Divertido / No divertido
La razón de ser del periodismo es evaluar y criticar al poder, pero cierto columnismo se escaquea bajo una capita de frivolidad medrosa que cree moderna
Aunque los periódicos gozan de audiencias inmensas con internet y conservan gran influencia (véanse los casos de corrupción del sanchismo, aireados por la prensa), puede que la edad de oro del columnismo haya quedado atrás. Quizá sea porque los antiguos no sufrían el déficit de atención que nos provoca la taquicardia digital. Pensaban mejor, con menos prisas y mayor hondura, y pisaban más la calle. Si Cicerón, Montaigne, Samuel Johnson y Chesterton reviviesen y se pusiesen a escribir hoy en los periódicos, nos jubilarían a todos. Nos barrerían en calorías intelectuales, vivencias y bagaje erudito (de los políticos ya ni hablamos, pues algunos hay, muy destacados, que no han leído más de tres libros en su vida; y para más señas, dos eran tebeos).
Existen tres grandes tipos de columnistas. Los estilistas, que escriben con tal vuelo literario que solo la forma ya justifica el deleite de leerlos (Umbral o Alvite, para entendernos). Los que se centran en las herramientas del humor y la ironía (Fernández Flórez, Camba, Ussía). Y los que aportan en sus artículos información y una tesis (Roberto Blanco, Fernando Vallespín, Losantos o mis compañeros Bieito Rubido y Pérez-Maura).

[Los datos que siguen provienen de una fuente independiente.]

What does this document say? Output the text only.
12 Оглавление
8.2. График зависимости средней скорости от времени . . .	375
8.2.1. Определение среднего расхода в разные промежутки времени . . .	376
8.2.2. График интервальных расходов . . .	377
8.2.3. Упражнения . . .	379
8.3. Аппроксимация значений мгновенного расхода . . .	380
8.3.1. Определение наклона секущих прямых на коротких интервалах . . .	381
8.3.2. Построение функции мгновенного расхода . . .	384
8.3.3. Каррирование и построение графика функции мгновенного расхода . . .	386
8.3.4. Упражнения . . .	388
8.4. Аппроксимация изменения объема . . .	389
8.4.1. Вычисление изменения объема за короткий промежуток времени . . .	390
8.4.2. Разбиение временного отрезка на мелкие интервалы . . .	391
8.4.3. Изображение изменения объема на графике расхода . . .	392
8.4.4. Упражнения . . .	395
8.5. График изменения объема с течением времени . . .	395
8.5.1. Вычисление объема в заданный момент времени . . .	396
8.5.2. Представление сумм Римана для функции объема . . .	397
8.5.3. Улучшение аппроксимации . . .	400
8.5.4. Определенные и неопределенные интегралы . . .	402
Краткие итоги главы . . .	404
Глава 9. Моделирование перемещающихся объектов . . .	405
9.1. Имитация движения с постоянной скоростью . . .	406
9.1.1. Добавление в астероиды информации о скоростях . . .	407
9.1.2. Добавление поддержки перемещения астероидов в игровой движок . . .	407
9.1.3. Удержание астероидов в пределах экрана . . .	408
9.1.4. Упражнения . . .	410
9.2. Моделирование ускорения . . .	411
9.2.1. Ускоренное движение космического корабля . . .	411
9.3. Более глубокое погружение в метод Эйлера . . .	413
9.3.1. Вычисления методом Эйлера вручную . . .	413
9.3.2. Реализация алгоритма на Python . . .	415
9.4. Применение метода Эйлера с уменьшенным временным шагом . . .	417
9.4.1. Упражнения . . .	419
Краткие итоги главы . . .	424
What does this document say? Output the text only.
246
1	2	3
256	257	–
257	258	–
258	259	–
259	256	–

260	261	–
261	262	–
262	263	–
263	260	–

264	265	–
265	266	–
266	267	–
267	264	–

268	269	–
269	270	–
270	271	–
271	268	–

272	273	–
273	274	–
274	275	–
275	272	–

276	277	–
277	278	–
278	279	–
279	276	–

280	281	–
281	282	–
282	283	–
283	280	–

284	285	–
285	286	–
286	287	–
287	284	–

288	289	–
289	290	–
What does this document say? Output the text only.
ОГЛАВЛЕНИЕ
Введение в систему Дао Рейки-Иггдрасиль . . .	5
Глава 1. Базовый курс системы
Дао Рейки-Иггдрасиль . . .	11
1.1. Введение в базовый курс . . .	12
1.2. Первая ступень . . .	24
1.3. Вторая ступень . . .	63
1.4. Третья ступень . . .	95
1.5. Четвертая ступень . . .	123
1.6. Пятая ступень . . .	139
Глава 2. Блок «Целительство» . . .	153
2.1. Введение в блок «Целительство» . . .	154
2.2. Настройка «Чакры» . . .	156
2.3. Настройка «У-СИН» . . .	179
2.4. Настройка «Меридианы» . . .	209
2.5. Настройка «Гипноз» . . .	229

También, por supuesto, hay muchos articulistas estupendos que mezclan un poco esos tres palos, como los admirados Savater y Camacho.
Pero en España apareció a comienzos de este siglo un nuevo tipo de columnismo, el de la frivolidad, la adolescencia perpetua y el yo no me mojo ni aunque caigan chuzos de punta. Un grupo de muchachos y muchachas en la treintena comenzaron a escribir en los periódicos presentándose como el summun de la modernidad y adulándose unos a otros en sus textos, en un lobby de mutua ayuda. Con el pavo subido y un adanismo chuleta, los «jóvenes» renovadores contemplaban con displicencia a los veteranos, a su juicio matusalenes obsoletos que debían ser jubilados de inmediato por una única razón: eran «viejos».
Pero sucedió algo muy curioso: los supuestos renovadores también cumplieron años, ley de vida. Aparecieron las canas, la pancita, la vista cansada, los achaques… Sin embargo, no dimitieron de su adolescencia perpetua. Ya cincuentones continuaron presentándose como jóvenes, incluso en la vestimenta, y por supuesto, en su frivolidad, palpable sobre todo en su déficit de patriotismo. Jamás verán a uno de estos valientes jabatos y jabatas criticando a las claras al regresivo movimiento separatista que amenaza la nación donde viven. Prefieren escribir sobre la serie que vieron anoche. Y es que hay que ponerse un poco de canto, cultivar el alatristismo, no vaya a ser que la izquierda dominante nos fiche y perdamos cuchipandas culturales, tertulias lucrativas y galardones.
Como lector de periódicos, a mí me ocurría un fenómeno extrañísimo. Resulta que me interesaban los textos de supuestos dinosaurios, como Carrascal, Albiac, Barreiro, Cuartango o Ussía (hoy el número uno del género, por su éxito, libertad y gracia únicos). Sin embargo, las columnas de los jóvenes divos que supuestamente venían a cambiarlo todo me resultaban inanes, pompas de jabón, digresiones que en realidad encubrían una penosa cobardía a la hora de ocuparse de los problemas reales de España. Y no debía ser yo el único lector que pensaba así en su libérrima intimidad. Por razones laborales he podido acceder durante años a datos de tráfico digitales, que leen las audiencias de manera mecánica, indiscutible, y probaban de manera tozuda que el público prefería a los supuestos carcamales antes que a los nuevos Truman Capote y Dorothy Parker castizos.
Hace mucho tiempo que he dejado de leer a ese clan de «jóvenes» y «jóvenas» cincuentones, que a la hora de escribir columnas se rigen solo por el paradigma divertido / no divertido, a fin de primar siempre lo graciosete y su yo narcisista sobre lo importante. La razón de ser del periodismo es la crítica del poder. Pero estos «chicos» no quieren líos, no vaya a ser...
Ji ji ji, ja ja ja… y a ir de «súper cool» haciendo el avestruz.